A couple of weeks ago I was interviewed by the BBC. In a fairly long phone call, I either rambled inanely or provided detailed and nuanced answers in context. That depends on your point of view.
Either way, obviously not a lot of it could make it into their story, as they really only needed a few quotes. So I thought I’d put more of what I said here.
The background for the story was the changes to the UK school curriculum which means that all kids are being taught to code. And the basic premise for the piece was that as we’re “entering an era when computers are actually beginning to teach themselves” that this is unnecessary and that coding itself is becoming an outdated skill.
This is a summary of what I tried to say…
Learning to “code”
It’s useful to start with some context. When we talk about teaching kids to “code” we don’t just mean teaching them how to write lines of code – it’s broader than that. Some criticisms of this initiative seem to be arguing against five-year olds needing to learn where to put semi-colons, which is missing the point.
From what I’ve seen, it’s an umbrella term that covers a range of activities such as:
Logical thinking and problem solving
Teaching kids how to understand a description of a problem, identify a solution, and describe that solution by breaking it down into a series of steps.

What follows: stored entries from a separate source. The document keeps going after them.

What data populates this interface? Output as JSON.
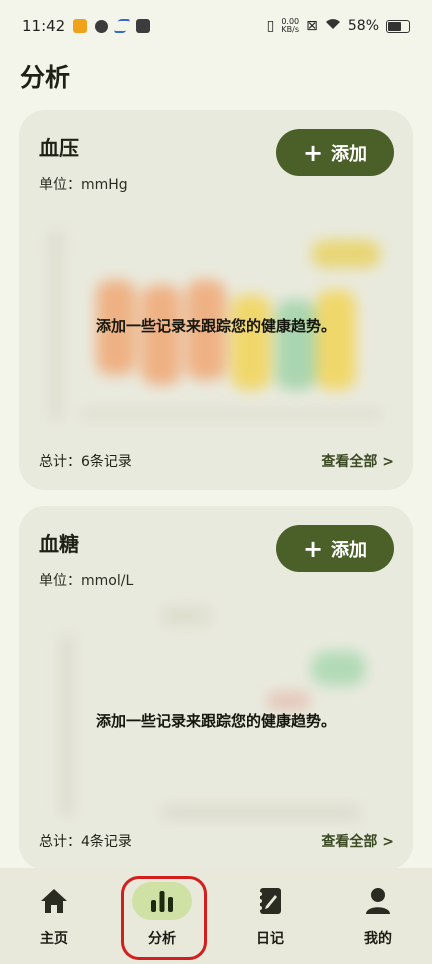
{
  "status": {
    "time": "11:42",
    "net_speed_value": "0.00",
    "net_speed_unit": "KB/s",
    "battery": "58%",
    "battery_level": 0.58
  },
  "page": {
    "title": "分析"
  },
  "cards": [
    {
      "title": "血压",
      "unit": "单位：mmHg",
      "add_label": "添加",
      "empty_message": "添加一些记录来跟踪您的健康趋势。",
      "total": "总计：6条记录",
      "view_all": "查看全部 >"
    },
    {
      "title": "血糖",
      "unit": "单位：mmol/L",
      "add_label": "添加",
      "empty_message": "添加一些记录来跟踪您的健康趋势。",
      "total": "总计：4条记录",
      "view_all": "查看全部 >"
    }
  ],
  "nav": {
    "items": [
      {
        "label": "主页",
        "icon": "home-icon"
      },
      {
        "label": "分析",
        "icon": "bar-chart-icon",
        "active": true
      },
      {
        "label": "日记",
        "icon": "diary-icon"
      },
      {
        "label": "我的",
        "icon": "person-icon"
      }
    ]
  },
  "colors": {
    "accent": "#4b6028",
    "active_tab_bg": "#cfe1a5",
    "card_bg": "#e9eade",
    "page_bg": "#f4f5ea",
    "highlight": "#d21e1e"
  }
}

As kids get older this can be framed as how to write an algorithm. But it’s something that can be started even at Faith’s age (6) and without needing to touch a keyboard. That’s not new – how many developers have had to answer the interview question “describe how to make a cup of tea”?
You don’t need to learn programming language syntax to start getting your head around this, and I would argue it’s a vital skill to develop in life, even if you don’t become a coder.
We need to do more than teach children how to use the tools that they have today. We need to encourage an ethos from an early age that we don’t have to be passive users of technology.
It’s about teaching kids how to think of and how to approach technology. They don’t have to think of it as a black box that must be used as-is, but as something that they can remix and tweak and modify and change and create. It’s about an attitude of looking at technology as something that they can make do what they want to do, as opposed to use the way someone tells them they should.
This is what I love about running my Code Club. Instead of kids playing a random Flash game they find online, they can make a game themselves, the way they want it to be. If they want it to be faster, slower, bigger, smaller, a different colour, move differently: they are in control. It’s not fixed, they can make it do and behave the way they want it to. And if they realise that they can do that with technology, it’s a real light-bulb moment.
We need kids to have this mindset so they will grow up able to imagine the next wave of innovations. Saying that we don’t need this because we can delegate it to the computers we have today really feels to me to be missing the point. Cognitive computing holds exciting promise and potential but it does not mean “we won’t need to be creative any more, the computers will do that for us, too”.
Coding becoming “outdated”
Leaving aside this bigger picture, is coding itself a useful skill to learn. Is coding going to become outdated?
I don’t think so.
Part of this argument seemed to be “what is the point of teaching kids <insert-name-of-programming-language-here> because by the time they grow up it will be obsolete?”
Programming languages stick around longer than people think – there are people still making a living writing C and maintaining COBOL. (We’re normally after good Prolog people, too!)
But more importantly, a lot of what you learn in one language is transferable. Every time I’ve started working in a new programming language, I’ve built on the basic concepts I already know from others. Maybe we’ll teach children a programming language that isn’t the most widely used language when they’re older. But that doesn’t mean learning the underlying ideas will have been a waste of time.
The argument also seemed to be that not just any particular language, but coding in general will become obsolete. I’m not convinced by this.
What we mean by coding may be different in twenty years to what we mean today. In fact it probably will be. Coding will evolve. It always has, and I’m sure it will continue to.
Even just looking at my personal coding history, you can see that evolution. Writing in assembler (where I was moving data in and out of registers) was different to writing in C. And writing in C (where it wasn’t just about what I wanted it to do functionally, but also doing my own memory management) was different to my coding today in Java.
A big difference is in the level of abstraction. They all involved describing to the computer something that I wanted it to do. But the level of abstraction I’m able to use to describe it has changed.
I’m sure this is a trend that will continue. New programming languages will get higher and higher level. Future programming languages will give us ways to describe what we want with higher levels of abstraction. And maybe that will look closer to natural language than what we have today (well-written Java is already closer to being readable by a lay-person than assembler). Maybe it will be something like a Controlled English language that feels more like describing what you want to another person.
But that won’t mean that coding has become obsolete, just that it will have evolved as it always has.
The need for people who can understand a problem, and describe to a computer how to solve it, will remain – whatever language they use and whether that language looks like “code” as we understand it today.